Electric vehicles are starting to make a serious dent in oil use.
Last year, EVs displaced roughly 1.5 million barrels per day, according to a new analysis from BloombergNEF. That is more than double the share EVs displaced in 2015. The majority of the displacement is coming from an unlikely source.
EVs are displacing oil
Two- and three-wheelers — not e-bikes, but mopeds, scooters, and motorcycles — have dominated the avoided oil use. Those EV options are especially prevalent in Asia, where they have been adopted rapidly. In 2021, the share of oil displaced by these smaller vehicles alone hit 1 million barrels per day. Meanwhile, the shares displaced by buses and passenger vehicles remain much smaller but have increased steadily for the last six years.
This is undoubtedly good climate news. But it comes with a caveat; the amount of oil use displaced represents only a small share (3.3%) of the total global demand for transportation fuel, which landed at roughly 43.7 million barrels of oil per day in 2021. Oil demand has to fall 37% by the end of this decade to keep the 1.5-degree-Celsius target in reach, according to the Intergovernmental Panel on Climate Change’s 2018 report. Widespread EV adoption will play a huge role in determining whether doing so is possible.
This data comes as a part of BNEF’s work for the Zero Emission Vehicle Transition Council, an international forum to accelerate the transition to electric and other zero-emissions vehicles. The latest update found that global passenger EV sales grew by 103% in 2021, to nearly 6.6 million cars sold.

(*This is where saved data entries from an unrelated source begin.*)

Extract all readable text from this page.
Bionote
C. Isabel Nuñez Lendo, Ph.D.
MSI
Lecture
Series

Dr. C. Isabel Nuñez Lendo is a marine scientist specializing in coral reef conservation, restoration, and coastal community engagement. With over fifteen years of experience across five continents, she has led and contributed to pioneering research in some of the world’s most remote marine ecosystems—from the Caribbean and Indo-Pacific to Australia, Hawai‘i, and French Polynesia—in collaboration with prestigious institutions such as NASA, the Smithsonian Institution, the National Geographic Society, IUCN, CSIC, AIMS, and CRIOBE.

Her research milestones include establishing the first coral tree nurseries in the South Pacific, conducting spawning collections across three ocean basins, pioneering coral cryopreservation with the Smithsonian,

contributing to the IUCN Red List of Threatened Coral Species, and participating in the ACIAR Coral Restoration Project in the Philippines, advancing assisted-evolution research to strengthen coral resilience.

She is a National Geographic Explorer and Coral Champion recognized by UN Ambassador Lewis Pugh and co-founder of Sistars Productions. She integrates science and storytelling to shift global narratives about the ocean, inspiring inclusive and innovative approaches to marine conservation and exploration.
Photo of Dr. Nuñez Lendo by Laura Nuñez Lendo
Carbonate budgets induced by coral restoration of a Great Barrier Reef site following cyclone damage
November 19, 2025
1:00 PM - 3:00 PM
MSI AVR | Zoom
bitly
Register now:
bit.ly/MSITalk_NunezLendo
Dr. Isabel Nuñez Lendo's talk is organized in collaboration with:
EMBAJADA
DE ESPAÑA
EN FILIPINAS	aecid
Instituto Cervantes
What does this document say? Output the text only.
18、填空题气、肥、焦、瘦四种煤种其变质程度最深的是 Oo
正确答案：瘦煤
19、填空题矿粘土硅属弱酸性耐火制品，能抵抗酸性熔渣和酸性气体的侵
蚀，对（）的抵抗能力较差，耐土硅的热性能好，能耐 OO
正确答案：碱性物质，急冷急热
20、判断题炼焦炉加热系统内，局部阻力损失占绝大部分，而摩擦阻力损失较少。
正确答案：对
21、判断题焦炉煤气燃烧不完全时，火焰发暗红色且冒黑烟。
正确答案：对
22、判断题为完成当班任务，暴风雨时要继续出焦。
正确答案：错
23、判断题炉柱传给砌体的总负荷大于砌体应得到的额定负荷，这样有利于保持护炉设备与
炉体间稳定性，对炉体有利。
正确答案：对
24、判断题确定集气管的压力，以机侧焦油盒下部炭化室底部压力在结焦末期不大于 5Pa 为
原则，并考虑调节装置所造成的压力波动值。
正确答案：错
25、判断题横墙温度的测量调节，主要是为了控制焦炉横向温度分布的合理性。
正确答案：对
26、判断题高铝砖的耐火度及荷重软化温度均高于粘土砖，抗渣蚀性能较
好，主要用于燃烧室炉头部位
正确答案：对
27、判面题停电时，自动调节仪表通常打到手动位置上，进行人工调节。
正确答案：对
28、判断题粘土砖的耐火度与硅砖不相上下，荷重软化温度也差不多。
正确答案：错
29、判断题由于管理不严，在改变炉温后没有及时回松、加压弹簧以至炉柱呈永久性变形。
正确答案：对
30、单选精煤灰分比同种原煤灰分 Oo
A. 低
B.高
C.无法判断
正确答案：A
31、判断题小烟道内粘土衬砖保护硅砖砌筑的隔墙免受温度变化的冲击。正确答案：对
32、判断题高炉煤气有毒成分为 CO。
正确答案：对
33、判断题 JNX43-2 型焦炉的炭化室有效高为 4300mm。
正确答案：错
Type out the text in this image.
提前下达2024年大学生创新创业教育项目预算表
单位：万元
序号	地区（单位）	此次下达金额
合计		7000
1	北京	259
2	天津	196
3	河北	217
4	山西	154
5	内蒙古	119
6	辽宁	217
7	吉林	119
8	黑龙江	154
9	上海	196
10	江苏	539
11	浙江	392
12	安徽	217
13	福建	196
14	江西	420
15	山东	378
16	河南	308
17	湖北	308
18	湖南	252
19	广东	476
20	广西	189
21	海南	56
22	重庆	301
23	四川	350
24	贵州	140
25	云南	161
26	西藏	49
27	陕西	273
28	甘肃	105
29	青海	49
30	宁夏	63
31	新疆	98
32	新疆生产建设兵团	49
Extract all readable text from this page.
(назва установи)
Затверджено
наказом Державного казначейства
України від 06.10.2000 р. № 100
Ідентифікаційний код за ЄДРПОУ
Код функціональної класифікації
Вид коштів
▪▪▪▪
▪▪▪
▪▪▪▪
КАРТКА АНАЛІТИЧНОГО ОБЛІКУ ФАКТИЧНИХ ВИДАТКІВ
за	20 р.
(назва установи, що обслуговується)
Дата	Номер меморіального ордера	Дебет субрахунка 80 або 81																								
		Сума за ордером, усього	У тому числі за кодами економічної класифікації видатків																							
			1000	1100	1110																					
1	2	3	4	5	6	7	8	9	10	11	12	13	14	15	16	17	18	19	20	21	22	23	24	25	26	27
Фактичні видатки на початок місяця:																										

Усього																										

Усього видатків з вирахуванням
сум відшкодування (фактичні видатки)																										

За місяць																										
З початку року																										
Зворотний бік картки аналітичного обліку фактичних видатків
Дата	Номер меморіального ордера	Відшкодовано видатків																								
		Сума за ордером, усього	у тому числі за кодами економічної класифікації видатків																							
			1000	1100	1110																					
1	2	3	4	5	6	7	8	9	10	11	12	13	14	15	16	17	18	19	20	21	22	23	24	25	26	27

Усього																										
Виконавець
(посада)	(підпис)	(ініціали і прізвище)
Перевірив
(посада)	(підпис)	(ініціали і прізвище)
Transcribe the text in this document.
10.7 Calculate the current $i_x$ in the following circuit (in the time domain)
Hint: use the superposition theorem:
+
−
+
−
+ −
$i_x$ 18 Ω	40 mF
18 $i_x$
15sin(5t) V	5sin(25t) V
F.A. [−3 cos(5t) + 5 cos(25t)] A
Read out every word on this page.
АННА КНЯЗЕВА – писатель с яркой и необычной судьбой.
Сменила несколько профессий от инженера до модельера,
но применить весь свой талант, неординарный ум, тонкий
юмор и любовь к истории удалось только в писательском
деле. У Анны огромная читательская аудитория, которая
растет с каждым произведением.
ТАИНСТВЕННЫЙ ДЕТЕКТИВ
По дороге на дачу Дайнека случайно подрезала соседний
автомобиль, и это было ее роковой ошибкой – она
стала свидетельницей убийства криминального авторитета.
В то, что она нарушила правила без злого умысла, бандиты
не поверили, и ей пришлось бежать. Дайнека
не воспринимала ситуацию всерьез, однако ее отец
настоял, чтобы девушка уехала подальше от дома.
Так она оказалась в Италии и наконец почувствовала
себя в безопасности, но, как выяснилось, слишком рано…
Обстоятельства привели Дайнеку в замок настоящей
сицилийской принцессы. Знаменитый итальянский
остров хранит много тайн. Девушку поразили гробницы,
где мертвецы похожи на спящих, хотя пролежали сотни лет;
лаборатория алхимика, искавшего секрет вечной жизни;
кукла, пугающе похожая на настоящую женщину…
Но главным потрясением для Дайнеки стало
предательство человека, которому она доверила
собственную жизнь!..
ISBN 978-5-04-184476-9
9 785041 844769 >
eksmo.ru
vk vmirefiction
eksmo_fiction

These accounted for 13% of total passenger vehicle sales in the fourth quarter of 2021, including plug-in hybrids.
According to BNEF, the displaced oil demand is nearly equivalent to one-fifth of Russia’s total exports before its invasion of Ukraine. The European Commission recently proposed banning all Russian oil and petroleum imports, as Europe tries to both punish the Kremlin and speed its own transition to renewables.
As the new data shows, creating policies that get more EVs of all shapes and sizes on the road — and the infrastructure to charge them — will also reduce fossil fuel dependence.